Any side effects I may have are minimal.

Scrubbs

Count me in the "Mestinon doesn't do much" crowd. I am subject to spells of intense weakness that last about an hour. Mestinon does nothing to prevent or abort them. In addition, I have general mild weakness throughout the day. Mestinon seems to help this somewhat--not really enough that I'm totally convinced it's working--but if I take it regularly, after about a week my left eye hurts. None of my doctors think this makes sense, but it's very regular. So I take 30mg. now and then, like if I'm going somewhere tiring.

As for other side-effects, I have no stomach upset or diarrhea. While I was taking higher doses (60mg. every three hours) I used to get painless muscle twitches and my mouth would water.

I am still doing much better on the Imuran, though I went on a camping trip (just two days) with my family, and that set me back. But I seem to be snapping back to the pre-camping state. I tire easily, and feel the weakness in my arms and neck, but no more of those intense spells.

Abby

If this illness made me feel that I have fallen into the rabbit hole, then mestinon made me feel that I did so while riding a roller coaster.

If MG was unpredictable the effect of mestinon on me was even more unpredictable. It could go from significant improvement, to no change to severe weakness. It would also cause fasiculations in a similar unpredictable manner.

At some point I stopped responding to it.

I do much better with a low dose of mytlease, which together with salbutamol leads to mild constant improvement.

MG is not one disease and therefore there is a different response to treatment.

So how can we know that the tiredness is caused by the MG and not by the mestinon? As for me, I have had more generalized symptoms since I have been on it, but if I don't take it, I get even worse.
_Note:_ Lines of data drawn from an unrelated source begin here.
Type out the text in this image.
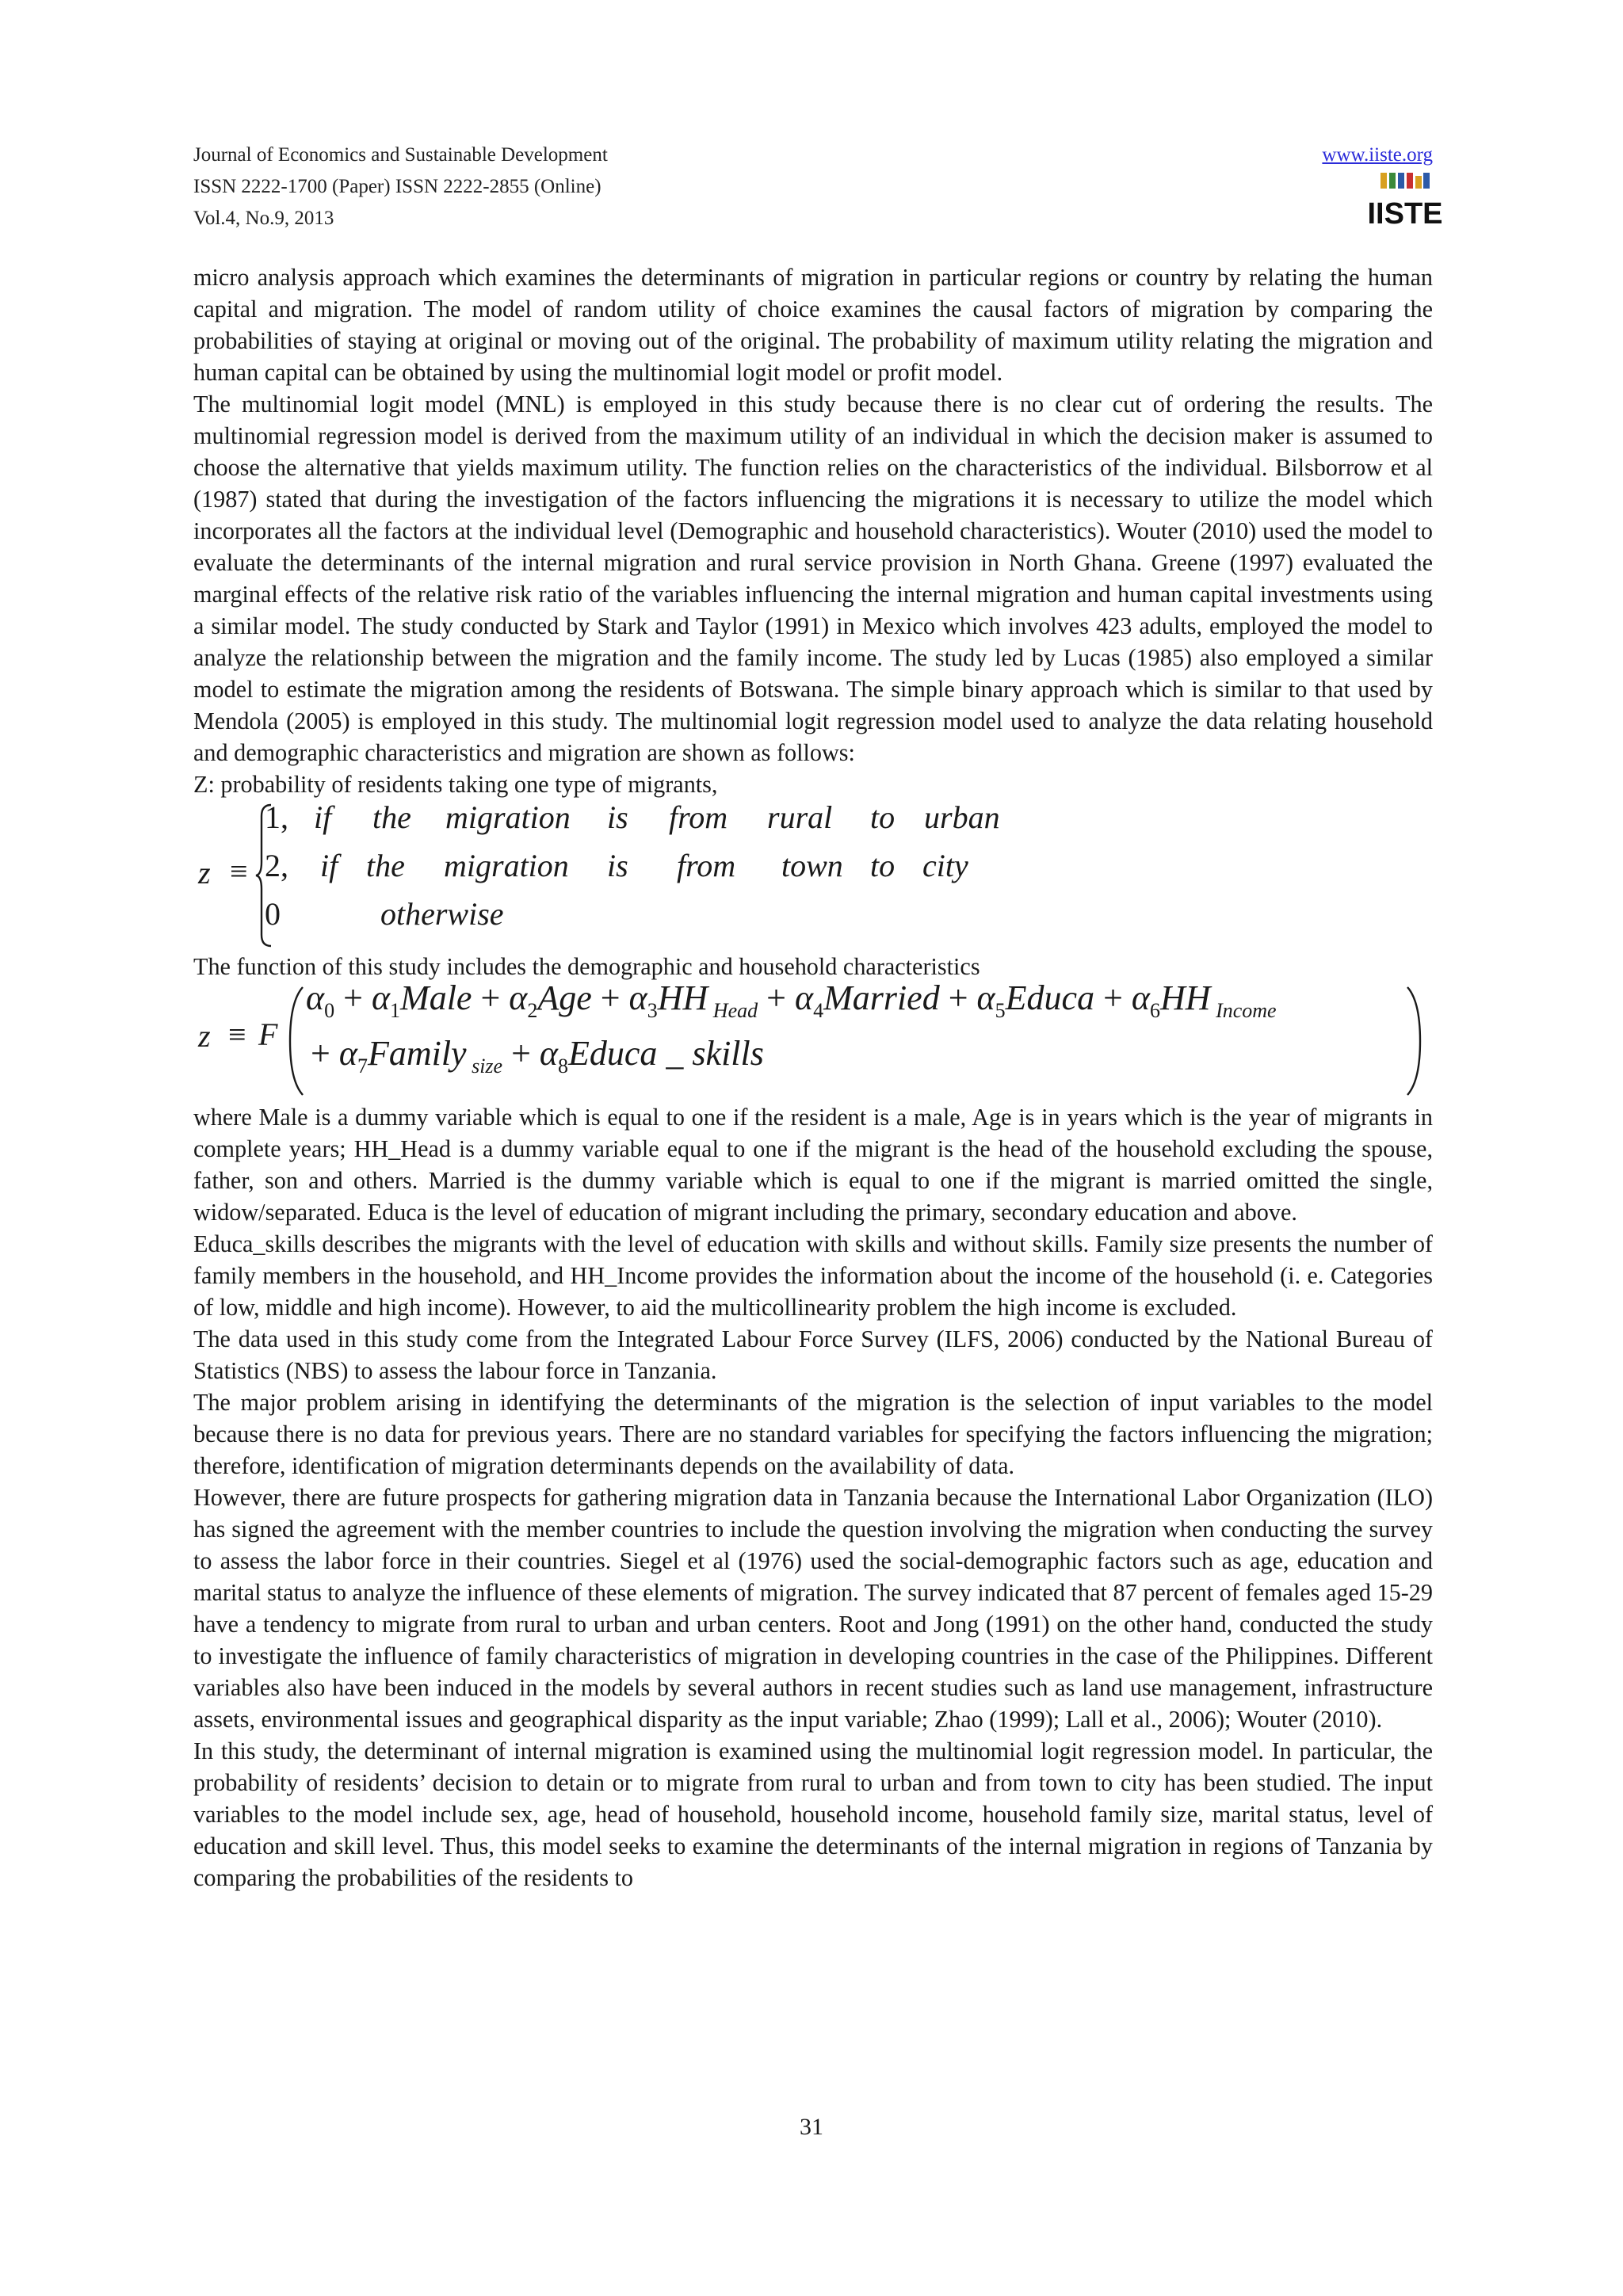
Journal of Economics and Sustainable Development
ISSN 2222-1700 (Paper) ISSN 2222-2855 (Online)
Vol.4, No.9, 2013
www.iiste.org
IISTE

micro analysis approach which examines the determinants of migration in particular regions or country by relating the human capital and migration. The model of random utility of choice examines the causal factors of migration by comparing the probabilities of staying at original or moving out of the original. The probability of maximum utility relating the migration and human capital can be obtained by using the multinomial logit model or profit model.

The multinomial logit model (MNL) is employed in this study because there is no clear cut of ordering the results. The multinomial regression model is derived from the maximum utility of an individual in which the decision maker is assumed to choose the alternative that yields maximum utility. The function relies on the characteristics of the individual. Bilsborrow et al (1987) stated that during the investigation of the factors influencing the migrations it is necessary to utilize the model which incorporates all the factors at the individual level (Demographic and household characteristics). Wouter (2010) used the model to evaluate the determinants of the internal migration and rural service provision in North Ghana. Greene (1997) evaluated the marginal effects of the relative risk ratio of the variables influencing the internal migration and human capital investments using a similar model. The study conducted by Stark and Taylor (1991) in Mexico which involves 423 adults, employed the model to analyze the relationship between the migration and the family income. The study led by Lucas (1985) also employed a similar model to estimate the migration among the residents of Botswana. The simple binary approach which is similar to that used by Mendola (2005) is employed in this study. The multinomial logit regression model used to analyze the data relating household and demographic characteristics and migration are shown as follows:

Z: probability of residents taking one type of migrants,

z ≡
1, if the migration is from rural to urban
2, if the migration is from town to city
0	otherwise

The function of this study includes the demographic and household characteristics

z ≡ F
$\alpha_0$ + $\alpha_1Male + \alpha_2Age + \alpha_3HH$ $_{Head} + \alpha_4Married$ + $\alpha_5Educa + \alpha_6HH$ $_{Income}$
+ $\alpha_7Family$ $_{size} + \alpha_8Educa$ _ skills

where Male is a dummy variable which is equal to one if the resident is a male, Age is in years which is the year of migrants in complete years; HH_Head is a dummy variable equal to one if the migrant is the head of the household excluding the spouse, father, son and others. Married is the dummy variable which is equal to one if the migrant is married omitted the single, widow/separated. Educa is the level of education of migrant including the primary, secondary education and above.

Educa_skills describes the migrants with the level of education with skills and without skills. Family size presents the number of family members in the household, and HH_Income provides the information about the income of the household (i. e. Categories of low, middle and high income). However, to aid the multicollinearity problem the high income is excluded.

The data used in this study come from the Integrated Labour Force Survey (ILFS, 2006) conducted by the National Bureau of Statistics (NBS) to assess the labour force in Tanzania.

The major problem arising in identifying the determinants of the migration is the selection of input variables to the model because there is no data for previous years. There are no standard variables for specifying the factors influencing the migration; therefore, identification of migration determinants depends on the availability of data.

However, there are future prospects for gathering migration data in Tanzania because the International Labor Organization (ILO) has signed the agreement with the member countries to include the question involving the migration when conducting the survey to assess the labor force in their countries. Siegel et al (1976) used the social-demographic factors such as age, education and marital status to analyze the influence of these elements of migration. The survey indicated that 87 percent of females aged 15-29 have a tendency to migrate from rural to urban and urban centers. Root and Jong (1991) on the other hand, conducted the study to investigate the influence of family characteristics of migration in developing countries in the case of the Philippines. Different variables also have been induced in the models by several authors in recent studies such as land use management, infrastructure assets, environmental issues and geographical disparity as the input variable; Zhao (1999); Lall et al., 2006); Wouter (2010).

In this study, the determinant of internal migration is examined using the multinomial logit regression model. In particular, the probability of residents’ decision to detain or to migrate from rural to urban and from town to city has been studied. The input variables to the model include sex, age, head of household, household income, household family size, marital status, level of education and skill level. Thus, this model seeks to examine the determinants of the internal migration in regions of Tanzania by comparing the probabilities of the residents to

31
To me, tiredness and muscle fatigue seem like two differant things. I think.

If you are taking your Mestinon as prescribed and you get out of bed one day and able to walk around the block and then the next day you know you are not going to make it so you get three houses away so you turn around and go home is that because your muscles are more tired or fatigued?

If you are sitting in your chair and you go into crisis, is that your diaphragm gotten tired or fatiqued?

I know Webster would define them the same but to us it might be called something besides tiredness or muscle fatigue when our muscles just shut down. I wish I knew.

scrubbs

I tend to think they are two different things too.

To me, muscle fatigue is that my muscles cannot work. They totally malfunction. They don't feel any problem. They just don't work.

Muscle tiredness is an aching, bad feeling, hard to make it work, but it does.

For example, my right eye closes so severely without mestinon that I can't see out. It doesn't feel like anything. If it is only halfway closed, I can't tell it without a mirror.

People ask me if my eye feels tired. Well it doesn't. It feels normal. It is just not normal.

I'm on the boat that Mestinon does nothing to very little (3x60 plus 180 time release) also IVIG does nothing to very little except for the bruises on my arms.
Mike

Celeste;

I think it's great that your ptosis goes away with Mestinon and that so many people here also see immediate remarkable results right after taking it.

I was just wondering if there were people out there like me. Not too many it seems.

scrubbs

There is still a tiny bit of ptosis there, but it is radically better with the drug.

Mestinon didn't do anything for me- except cause me to go into a crisis when I was accidentally overdosed by a very well meaning, but in-over-his-head neurologist. My new neurologist has explained that it is important to know if you are you are antibody+ and the type of antibody+ because if you are NOT than Mestinon/IVIG/Plasmapheresis may not always work- and only certain treatments work for certain positive profiles. (I am negative for all three and currently giving IVIG a last shot anyway).

Scrubbs-you brought up a very interesting point about the diaphragm. I always associate my limbs/eye muscles with being fatigued- AKA no big deal- I just overdid it and I can push through it with a good night's sleep and by taking it easy. Recently though I think some of my "involuntary muscles" have been weak- and more than just the typical bulbar muscles, which are always pretty crummy.

My appetite has been really bad and my GI told me he thinks my stomach is so weak that it cannot properly digest hence it takes me much longer to digest and I am losing weight and not hungry (I can feel like I overate for 12-14 hours after a small meal). I am also down to 105lbs (I'm 5'2"). Also my wonderful nurse who administers the IVIG has noticed that when we infuse in the morning my blood pressure is pretty normal but every time we infuse at night it is very low. She is beginning to believe that my heart might not be pumping as well at night and that may be adding to my general feeling of being physically exhausted.

Has anyone experienced things like this?